I was born in Salem, Massachusetts in 1952 well after World War II ended, but while I was growing up, the war was never far away. My father was a veteran and often talked about his war experiences, and when the kids in my neighborhood played “army” in the nearby woods, we were refighting Iwo Jima and Guadalcanal. My mother’s war experiences as a young widow and evacuee from Pearl Harbor, however, we never talked about – the subject wasn’t taboo, it just wasn’t discussed. But I was intensely curious about what happened to her at Pearl Harbor. Yet, as so often happens in families, by the time I was ready to ask questions, she was incapable of giving answers.


Writing a book about my mother’s experience at Pearl Harbor had been in the back of my mind for many years, and I started the research for it in 2001. three years after she passed away. Over the next ten years, I visited the National Archives in College Park, San Bruno, and Washington, D.C., the Library of Congress, the Hawaii State Archives, Boston Public Library, the U.S. Military History Institute, and Navy Heritage Center, among other archives and libraries. The greatest pleasure of my decade-long research was finding and interviewing survivors from the Pearl Harbor attack, some of them military people stationed there, but most civilians living there as children. Those people told me their stories about the day of the bombing, about living in Hawaii before and after the attack, and about the long journey home. Their stoicism and humor were a revelation.
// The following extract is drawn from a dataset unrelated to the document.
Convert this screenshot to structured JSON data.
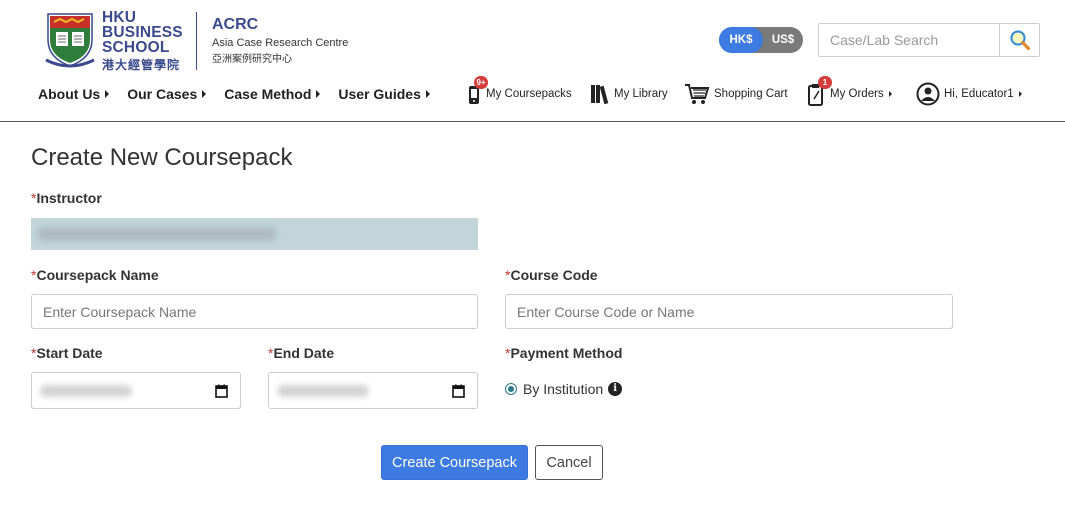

I have been a writer and teacher of writing and journalism for 25 years, first at Susquehanna University and later at Bucknell University. During that time, I have written dozens of freelance travel articles for newspapers, including The Washington Post, Boston Globe, Los Angeles Times, Philadelphia Inquirer, Baltimore Sun, and Buffalo News. My first book, The Lady Footballers: Struggling to Play in Victorian Britain (Routledge 2008) was inspired by my love of soccer. Over many summers, I researched the book in the dusty stacks of the Bodleian Library and British Library Newspaper Collections whenever I got a chance to visit Britain.